The UCLA Center for Women’s Pelvic Health, which opened in 2019, aims to change that narrative. Its multidisciplinary team of urogynecologic experts offer the full spectrum of therapeutic approaches to women with these conditions, delivered in a compassionate, patient-centered setting.
“Any woman suffering with issues such as incontinence, symptoms of pelvic organ prolapse, or accidental bowel leakage needs to know our center is a place where they can receive care specifically designed for them, and that our urogynecologists are best able to meet their needs — whether it’s conservative options, behavioral care, or surgical care when necessary,” says Christopher Tarnay, MD, professor of obstetrics & gynecology and urology, and co-director of the UCLA Center for Women’s Pelvic Health.
To better serve its patients, the center uniquely brings together subspecialists from UCLA’s Department of Obstetrics & Gynecology and Department of Urology, marrying the two disciplines within the field of female pelvic medicine (also referred to as urogynecology) to provide integrated care under one roof. The center’s urogynecologists also work closely with colleagues in gastroenterology and colorectal surgery, as well as a network of ancillary service providers, such physical therapists. In addition to older women, another important patient population includes postpartum mothers who are struggling with pelvic floor issues in the months following delivery.
“By combining the expertise of these two departments in a collaborative, multidisciplinary center, we can ensure that each patient receives optimal care for her condition,” explains Victor Nitti, MD, professor of urology and obstetrics & gynecology and co-director of the center. “Among the center’s seven urogynecologists, we have experts on all of the conditions and treatments patients might need, and we work as partners to individualize therapies, ensuring that patients can choose the best treatment for themselves based on their condition, lifestyle, and goals.”

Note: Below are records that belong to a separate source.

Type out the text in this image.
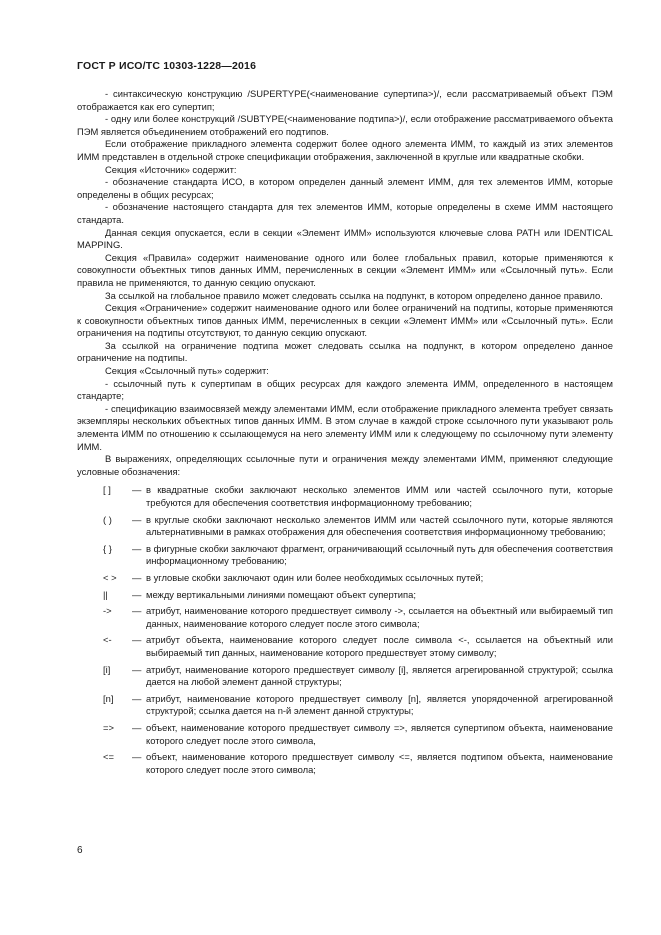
ГОСТ Р ИСО/ТС 10303-1228—2016

- синтаксическую конструкцию /SUPERTYPE(<наименование супертипа>)/, если рассматриваемый объект ПЭМ отображается как его супертип;

- одну или более конструкций /SUBTYPE(<наименование подтипа>)/, если отображение рассматриваемого объекта ПЭМ является объединением отображений его подтипов.

Если отображение прикладного элемента содержит более одного элемента ИММ, то каждый из этих элементов ИММ представлен в отдельной строке спецификации отображения, заключенной в круглые или квадратные скобки.

Секция «Источник» содержит:

- обозначение стандарта ИСО, в котором определен данный элемент ИММ, для тех элементов ИММ, которые определены в общих ресурсах;

- обозначение настоящего стандарта для тех элементов ИММ, которые определены в схеме ИММ настоящего стандарта.

Данная секция опускается, если в секции «Элемент ИММ» используются ключевые слова PATH или IDENTICAL MAPPING.

Секция «Правила» содержит наименование одного или более глобальных правил, которые применяются к совокупности объектных типов данных ИММ, перечисленных в секции «Элемент ИММ» или «Ссылочный путь». Если правила не применяются, то данную секцию опускают.

За ссылкой на глобальное правило может следовать ссылка на подпункт, в котором определено данное правило.

Секция «Ограничение» содержит наименование одного или более ограничений на подтипы, которые применяются к совокупности объектных типов данных ИММ, перечисленных в секции «Элемент ИММ» или «Ссылочный путь». Если ограничения на подтипы отсутствуют, то данную секцию опускают.

За ссылкой на ограничение подтипа может следовать ссылка на подпункт, в котором определено данное ограничение на подтипы.

Секция «Ссылочный путь» содержит:

- ссылочный путь к супертипам в общих ресурсах для каждого элемента ИММ, определенного в настоящем стандарте;

- спецификацию взаимосвязей между элементами ИММ, если отображение прикладного элемента требует связать экземпляры нескольких объектных типов данных ИММ. В этом случае в каждой строке ссылочного пути указывают роль элемента ИММ по отношению к ссылающемуся на него элементу ИММ или к следующему по ссылочному пути элементу ИММ.

В выражениях, определяющих ссылочные пути и ограничения между элементами ИММ, применяют следующие условные обозначения:

[ ]	— в квадратные скобки заключают несколько элементов ИММ или частей ссылочного пути, которые требуются для обеспечения соответствия информационному требованию;
( )	— в круглые скобки заключают несколько элементов ИММ или частей ссылочного пути, которые являются альтернативными в рамках отображения для обеспечения соответствия информационному требованию;
{ }	— в фигурные скобки заключают фрагмент, ограничивающий ссылочный путь для обеспечения соответствия информационному требованию;
< >	— в угловые скобки заключают один или более необходимых ссылочных путей;
||	— между вертикальными линиями помещают объект супертипа;
->	— атрибут, наименование которого предшествует символу ->, ссылается на объектный или выбираемый тип данных, наименование которого следует после этого символа;
<-	— атрибут объекта, наименование которого следует после символа <-, ссылается на объектный или выбираемый тип данных, наименование которого предшествует этому символу;
[i]	— атрибут, наименование которого предшествует символу [i], является агрегированной структурой; ссылка дается на любой элемент данной структуры;
[n]	— атрибут, наименование которого предшествует символу [n], является упорядоченной агрегированной структурой; ссылка дается на n-й элемент данной структуры;
=>	— объект, наименование которого предшествует символу =>, является супертипом объекта, наименование которого следует после этого символа,
<=	— объект, наименование которого предшествует символу <=, является подтипом объекта, наименование которого следует после этого символа;
6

The spectrum of treatments ranges from conservative, nonsurgical approaches to surgical options that include laparoscopic and robotic minimally invasive procedures, as well as major pelvic reconstructive surgery. Many of the conditions can be managed with behavioral modifications, pelvic floor physical therapy, or medications. Innovative yet simple office treatments for women can include urethral bulking, acupuncture nerve stimulation, or Botox, which can be extremely helpful in improving quality of life. For certain pelvic floor conditions, the center’s urogynecologists offer biofeedback as part of the rehabilitation. Beyond offering state-of-the-art care for women with common problems related to pelvic function, the center’s expert team is equipped to handle rare and challenging reconstructive surgical cases, such as complex fistulas and complications from gynecologic or colorectal cancer treatment.
Traditional therapies for pelvic floor disorders can be highly effective, but new treatments also continue to emerge, giving women a wide array of choices that can be provided by the center’s multidisciplinary team. The center is currently conducting a clinical trial on a small, implantable neuromodulation device that is placed on the tibial nerve as a nonsurgical alternative to medication for women with overactive bladder, as well as a clinical trial using Botox to treat women with pelvic pain. A third study is underway deploying the patient’s own tissues or stem cells to treat stress urinary incontinence, also as a nonsurgical alternative. Regardless of whether patients participate in these clinical trials, Dr. Nitti notes, “We’re always looking to improve patient outcomes, and we use the information and outcomes collected through all of our treatments to ensure that we are providing care to each patient informed by the latest evidence.”
At some point in their lives, approximately one in three women will experience a pelvic floor disorder, with roughly one in nine needing surgery. An important goal of the UCLA Center for Women’s Pelvic Health is to raise awareness that these disorders are both common and treatable, and to provide a space where women feel comfortable discussing sensitive issues. “In the past, older women were told that they would just have to live with it, but that is no longer acceptable,” Dr. Tarnay says. “We are excited to bring experts in urogynecology together in this unique way to manage these disorders and make a difference in the lives of our patients.”